73

I floated in and out of consciousness, like a character in an epic poem by an eighteenth-century tyro who only appears when the rhyme requires her. There was the sense of movement, as Thom Gunn might say. And of light – many colours: purple, burnt orange, lilac, terre verte, sienna, cerulean, golden yellow, violet – and of sound – many sources: rushing water, wild wind, murmuring voices, heavy footsteps, the susurrus of car wheels over a well-built road.

Here is a picture of a subfusc autoroute in France:

At length I woke in a dim room the nature of which at first I could not discern. As my eyes adjusted to the gloom, I saw there were two small windows with metal grilles high up on the walls, a wooden chair painted white, and a broken mirror, roughly trapezoidal in shape. On the door to the room was a peephole about twenty centimetres square that operated on a shutter system with a hinged leaf and five heavy iron slats that pivoted on their horizontal axes. The walls were smooth and white. The windows, which were on the wall opposite the heavy gunmetal-grey door, were so high up and the masonry in which they were cut was so thick, that I could see nothing but the interior of the wall – the top and sides of the horizontal shaft leading, presumably, to open air. Occasionally I thought I heard the cry of a gull, or the dull boom of nearby surf. But this could as easily have been piped in over speakers concealed high up in the walls.

I know there were speakers because occasionally they would crackle to life and I would hear a distorted voice ask me questions or shout commands.

Error in the text! Punishment!

I didn’t respond.

Does the word rutilant mean to you the same thing as red?

Sure, I said.

Thank you, it was useful to have that clarified.

Sure, I said.

Why didn’t you speak about the traffic noise sooner?

It had nothing to do with the matter in question, I replied, trying to be reasonable.

For hours I would be left alone, lying on my cot, staring at the slats of the peephole. At one point I noticed, in my obsessive recapitulation of the spare ornaments of my room, that the heavy gunmetal-grey door was not flush with the wall; that is to say it was not wholly closed, by a matter of some millimetres. Because I had grown tired of the endless rounds of drugging and interrogation – not to mention the lack of proper nourishment – I decided that the best option was to escape.

I got up and went to the door. Pushing against it with the weight of my body, I found to my surprise that the door swung open smoothly, giving onto a dark corridor. The only light came from back inside my room, but I decided to close the door to prevent for as long as possible the discovery of my absence. I proceeded by hugging the wall several metres to my right. The wall was smooth and the floor free of obstacles, but after approximately ten metres (it’s difficult to judge distances in the dark) I ran into the end of the hallway, which turned at a right angle into another, slightly narrower hallway, with rougher walls and rubble-strewn ground. The darkness lessened slightly; I thought I could detect a faint light source round the next corridor, some twenty metres ahead. I made my way towards that corner, which was also set at a right angle, and again narrower; the light grew stronger towards the end, and I decided to head towards it. The ground now became muddier, and there were muddy depressions and large stones in the path.

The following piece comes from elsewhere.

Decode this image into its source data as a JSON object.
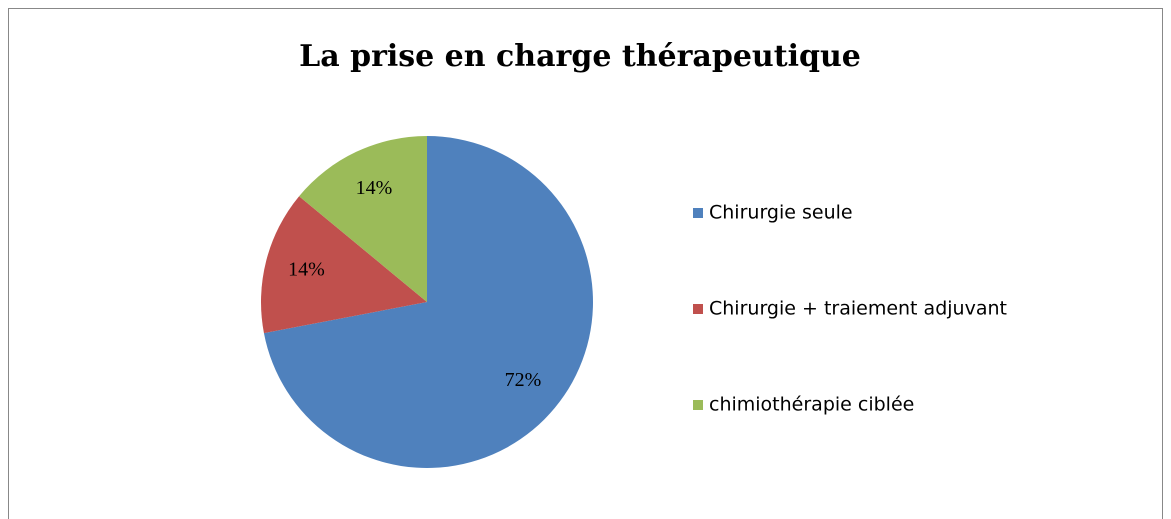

I noticed on the ground in front of me handprints and footprints in the mud, and a high-heeled shoe, blue-green, heel broken. It looked like a left shoe, and about my size. Shots rang out behind me, at irregular intervals, which caused me to drop the shoe and continue faster, crouched low to the ground but upright, running, picking my way round the mud puddles and rocks until I came to the end of the corridor, which angled again to the right, and dead-ended on a heavy gunmetal-grey door.

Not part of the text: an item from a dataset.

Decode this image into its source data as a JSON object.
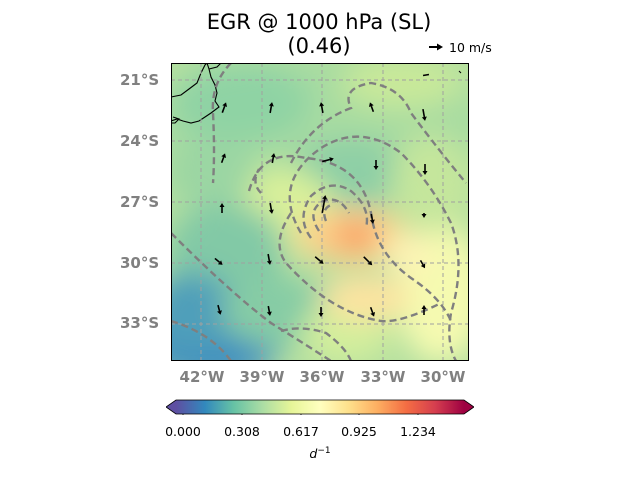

I went up to the door, which was locked but which had in place of a doorknob or handle or lock the same strange upside-down eye inside a triangle that I had seen in front of the cave entrance in the Grésivaudan valley. I felt inside the pocket of my silk robe, and, sure enough, there was the thin metallic device I’d used to activate the hand scanner. I pressed the device and the door hinged open. As it did, gunfire again broke out again behind me, and a woman screamed in pain. I stepped inside the door, which shut behind me.

That’s how I found myself back in my apartment. Before I had time to process what had happened, someone pounded on my door. I crossed the room and opened it, and there you were.